Of the 47 defendants, 31 pleaded guilty, including Wong, who has been serving time in prison since 2020 for other cases related to his activism. Four of the defendants – former assemblyman Au Nok-hin, former ward office workers Andrew Chiu and Beng Chun, and Mike Lam, a grocery chain owner with political ambitions – testified for the prosecution in exchange for reduced sentences.
The 16 defendants who pleaded not guilty include: The cast includes veteran activist Leung Kwok-wing, known as “Long Hair”, who promoted welfare policies for the elderly and the poor, corruption investigator turned lawmaker Lam Cheuk-ting, and former journalist Gwyneth Ho.

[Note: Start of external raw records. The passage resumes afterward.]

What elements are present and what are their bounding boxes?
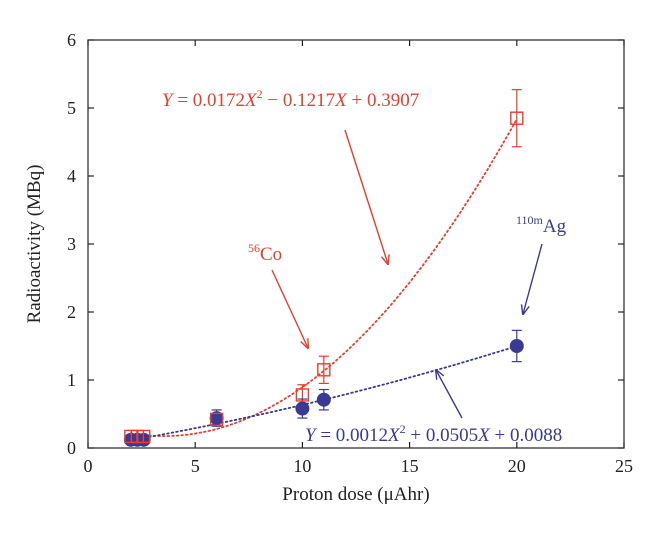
- ag-label-arrow: [523, 243, 543, 314]
- y-tick-label: 1: [67, 370, 76, 390]
- co-equation-arrow: [344, 129, 388, 264]
- y-tick-label: 0: [67, 438, 76, 458]
- data-point-co: [295, 388, 310, 402]
- co-label-arrow: [271, 269, 308, 348]
- y-axis-ticks: 0 1 2 3 4 5 6: [67, 30, 624, 458]
- ag-equation-arrow: [436, 370, 463, 419]
- ag-isotope-label: 110mAg: [516, 213, 567, 237]
- x-axis-label: Proton dose (μAhr): [282, 484, 429, 505]
- x-tick-label: 5: [191, 456, 200, 476]
- data-point-co: [137, 429, 151, 444]
- data-point-co: [209, 412, 224, 427]
- data-point-ag: [509, 339, 524, 353]
- y-tick-label: 6: [67, 30, 76, 50]
- co-fit-equation: Y = 0.0172X2 − 0.1217X + 0.3907: [162, 87, 419, 111]
- co-isotope-label: 56Co: [248, 241, 282, 265]
- x-tick-label: 0: [84, 456, 93, 476]
- y-tick-label: 3: [67, 234, 76, 254]
- data-point-ag: [209, 411, 224, 426]
- x-axis-ticks: 0 5 10 15 20 25: [84, 40, 633, 476]
- data-point-co: [317, 363, 331, 377]
- x-tick-label: 10: [293, 456, 311, 476]
- data-point-co: [510, 111, 524, 125]
- y-tick-label: 4: [67, 166, 76, 186]
- y-tick-label: 2: [67, 302, 76, 322]
- x-tick-label: 15: [401, 456, 419, 476]
- data-marks: [123, 89, 524, 447]
- y-axis-label: Radioactivity (MBq): [24, 165, 45, 324]
- data-point-ag: [295, 401, 310, 416]
- plot-area: [87, 39, 625, 449]
- x-tick-label: 25: [615, 456, 633, 476]
- data-point-ag: [316, 392, 331, 407]
- y-tick-label: 5: [67, 98, 76, 118]
- ag-fit-equation: Y = 0.0012X2 + 0.0505X + 0.0088: [305, 422, 562, 446]
- x-tick-label: 20: [508, 456, 526, 476]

Since their mass arrests, Hong Kong has all but eliminated dissent in its political institutions. Only approved “patriots” were allowed to run in Hong Kong’s 2021 legislative elections. And in March, at Beijing’s urging, Hong Kong passed its own national security law with unprecedented speed.
The new laws, collectively known as the Laws on Safeguarding National Security, criminalize broadly defined crimes such as “external interference” and “theft of state secrets” with penalties including life imprisonment. On Tuesday, the city detained six people under the new national security law for publishing “inflammatory materials” online. The arrests came just days before the 35th anniversary of China’s bloody crackdown on pro-democracy protesters at Tiananmen Square. One of those detained was activist Zhou Hangdong, an organizer of a group organizing rallies to commemorate the victims of Tiananmen.
Political cases are testing Hong Kong’s vaunted judicial independence, observers say. The trial of media mogul Jimmy Lai, an outspoken critic of Beijing, is underway, and a court just weeks ago upheld a government request to ban a popular protest song, raising concerns about freedom of speech.
In the trial of the 47 Democrats, prosecutors and defense lawyers have argued over whether nonviolent acts like the primary elections qualify as subversion, which the national security law defines as anyone who organizes or acts with “force, the threat of force, or other unlawful means.”
The defense argued that they were not committing any acts of violence and that the primary election was planned openly because they believed it did not violate any laws. Prosecutor Jonathan Mann argued that the language should be “broadly interpreted” to ensure its validity.
The drawn-out legal process and lengthy detention took a heavy personal toll on the defendants. Former legislator Ng Chih-wei lost both his parents in prison, and many of the defendants are parents with young children.
“Most of them have seen their lives put on hold. These are some of Hong Kong’s best and brightest people, but their careers have been cut short by spending months in prison,” Thomas Kellogg said., “It’s a really sad story,” said the executive director of Georgetown University’s Asian Law Center.
At a sentencing expected in the coming months, the 47 defendants will be classified in stages, legal scholars said. Those deemed “principal perpetrators” could be sentenced to between 10 years and life in prison. “Active perpetrators” could be sentenced to between three and 10 years in prison. Others convicted could receive up to three years in prison or unspecified “restrictions.”
Eva Pils, a law professor at King’s College London, said authorities would likely use the trial’s outcome to make an example of anyone who torments Beijing’s line, but she argued that the chilling effect of the trial would ultimately be to the government’s detriment.
“By creating more repression, more fear and more self-censorship, it’s denying Hong Kong people the opportunity to know how they really feel about the decision,” she said. “I think that’s part of what makes this case so important in Hong Kong history.”